# "Swedish" in Latin?



## elbarto449

Hello.

I'm trying to find the word for _Swedish _in Latin. Google Translate is telling me _suecia. _Can that work as an adjective modifying _tabula? 

_


----------



## Quiviscumque

elbarto449 said:


> Hello.
> 
> I'm trying to find the word for _Swedish _in Latin. Google Translate is telling me _suecia__. _Can that work as an adjective modifying _tabula?
> 
> _



Regarding Latin, Google Translate is much worse than nothing.

_Swedish_ is _Suecus._


----------



## Scholiast

Greetings

Quiviscumque (#2) is absolutely right about Google Translate. I wouldn't touch it with a bargepole, and my students are forbidden to use it at all.

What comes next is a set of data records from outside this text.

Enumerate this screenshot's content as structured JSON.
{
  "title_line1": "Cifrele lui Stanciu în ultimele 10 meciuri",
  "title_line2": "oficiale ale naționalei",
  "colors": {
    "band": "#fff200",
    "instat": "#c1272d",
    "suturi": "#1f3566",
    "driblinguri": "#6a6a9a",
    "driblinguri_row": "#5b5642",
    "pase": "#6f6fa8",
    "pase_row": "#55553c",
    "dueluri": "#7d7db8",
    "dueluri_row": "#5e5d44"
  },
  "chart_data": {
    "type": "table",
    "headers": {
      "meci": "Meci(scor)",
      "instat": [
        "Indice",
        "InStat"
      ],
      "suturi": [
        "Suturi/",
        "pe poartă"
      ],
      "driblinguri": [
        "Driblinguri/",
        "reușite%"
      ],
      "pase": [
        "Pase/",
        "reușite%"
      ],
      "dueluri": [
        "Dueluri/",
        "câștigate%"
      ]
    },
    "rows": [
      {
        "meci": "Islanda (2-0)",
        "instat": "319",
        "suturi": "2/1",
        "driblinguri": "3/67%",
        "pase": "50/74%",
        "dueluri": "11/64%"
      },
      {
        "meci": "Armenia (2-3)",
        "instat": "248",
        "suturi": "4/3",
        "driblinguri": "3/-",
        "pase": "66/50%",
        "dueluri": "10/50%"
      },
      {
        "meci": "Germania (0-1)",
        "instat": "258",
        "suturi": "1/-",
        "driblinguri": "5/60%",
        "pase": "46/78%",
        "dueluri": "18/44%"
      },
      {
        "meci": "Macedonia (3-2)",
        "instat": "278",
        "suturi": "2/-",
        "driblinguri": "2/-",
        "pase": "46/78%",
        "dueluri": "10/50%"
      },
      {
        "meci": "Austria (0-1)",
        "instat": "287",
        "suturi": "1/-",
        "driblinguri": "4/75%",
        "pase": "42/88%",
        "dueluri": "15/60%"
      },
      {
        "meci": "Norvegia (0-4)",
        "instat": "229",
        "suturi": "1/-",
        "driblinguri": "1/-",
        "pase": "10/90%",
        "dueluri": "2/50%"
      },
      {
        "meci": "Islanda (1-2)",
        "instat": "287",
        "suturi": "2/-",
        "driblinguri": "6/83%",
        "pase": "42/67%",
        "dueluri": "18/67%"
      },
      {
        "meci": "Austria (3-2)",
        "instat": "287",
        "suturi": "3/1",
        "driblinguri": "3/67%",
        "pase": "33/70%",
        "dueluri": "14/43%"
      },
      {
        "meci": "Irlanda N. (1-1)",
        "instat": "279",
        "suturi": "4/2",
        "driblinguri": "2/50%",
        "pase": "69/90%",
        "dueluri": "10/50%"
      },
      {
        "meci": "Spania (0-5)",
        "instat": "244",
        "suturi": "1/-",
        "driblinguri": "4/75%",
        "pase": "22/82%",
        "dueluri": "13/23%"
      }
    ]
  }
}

Now _Suecus_ is fine for a substantive (i.e. noun or adjective) for "a Swede"/"Swedish [person]" (provided that he is male), but the language would be _lingua Suecana_.

Σ


----------



## elbarto449

Scholiast said:


> Now _Suecus_ is fine for a substantive (i.e. noun or adjective) for "a Swede"/"Swedish [person]" (provided that he is male), but the language would be _lingua Suecana_.



I'm confused. I thought _substantive _referred strictly to a word functioning as a noun. I'm looking for an adjective with which to modify _tabula _(taking the place of _rasa_ in _tabula rasa). _

After doing some research I found this online lexicon: http://eweb.furman.edu/~dmorgan/lexicon/adumbratio.htm.

On that website it says:

*Swede* *subst. * Suecus, i m., Suetus, i m. (Eg. S.L. 22)
*Sweden*  Suecia, ae f., Suetia, ae f. (Eg. D.L. 18)  < _Suecus_, _Suecia_ is the ordinary spelling; _Suetus_, _Suetia_ are rare (see WC titles).
*Swedish* *adj. * Suecicus, a, um, Sueticus, a, um (Eg. S.L. 27 )


----------



## Quiviscumque

I agree, _suecicus _is perhaps better for the adjective.


----------



## elbarto449

Actually, I think it should be _suecica _in this case. Thanks for your help!


----------



## fdb

elbarto449 said:


> *Swede* *subst. * Suecus, i m., Suetus, i m. (Eg. S.L. 22)
> *Sweden*  Suecia, ae f., Suetia, ae f. (Eg. D.L. 18)  < _Suecus_, _Suecia_ is the ordinary spelling; _Suetus_, _Suetia_ are rare (see WC titles).
> *Swedish* *adj. * Suecicus, a, um, Sueticus, a, um (Eg. S.L. 27 )



Where are the abbreviations (S.L., D.L.) explained?


----------



## Scholiast

Greetings all

My proposal (#3) of _Suecanus_ (-_a_, -_um_) as an adjectival formulation was based only on the strapline or subtitle of the distinguished Swedish classical journal _Eranos_. _Acta philologica *Suecana*_.

Are we to assume that our classical colleagues in Sweden have got it wrong?

Σ


----------



## fdb

Scholiast said:


> Greetings all
> 
> My proposal (#3) of _Suecanus_ (-_a_, -_um_) as an adjectival formulation was based only on the strapline or subtitle of the distinguished Swedish classical journal _Eranos_. _Acta philologica *Suecana*_.
> 
> Are we to assume that our classical colleagues in Sweden have got it wrong?
> 
> Σ



A very strong argument.


----------



## fdb

By the way, I found this in our University Library catalogue: De vegetabilibus Suecanis observationes et experimenta / quorum sectionis prioris partem primam, ... proponunt Adamus Afzelius et Andr. Magn. Wadsberg, Upsaliae : Typis Joh. Edman, 1785.


----------



## Quiviscumque

Scholiast said:


> My proposal (#3) of _Suecanus_ (-_a_, -_um_) as an adjectival formulation was based only on the strapline or subtitle of the distinguished Swedish classical journal _Eranos_. _Acta philologica *Suecana*_.
> 
> Are we to assume that our classical colleagues in Sweden have got it wrong?



I must change my mind again


----------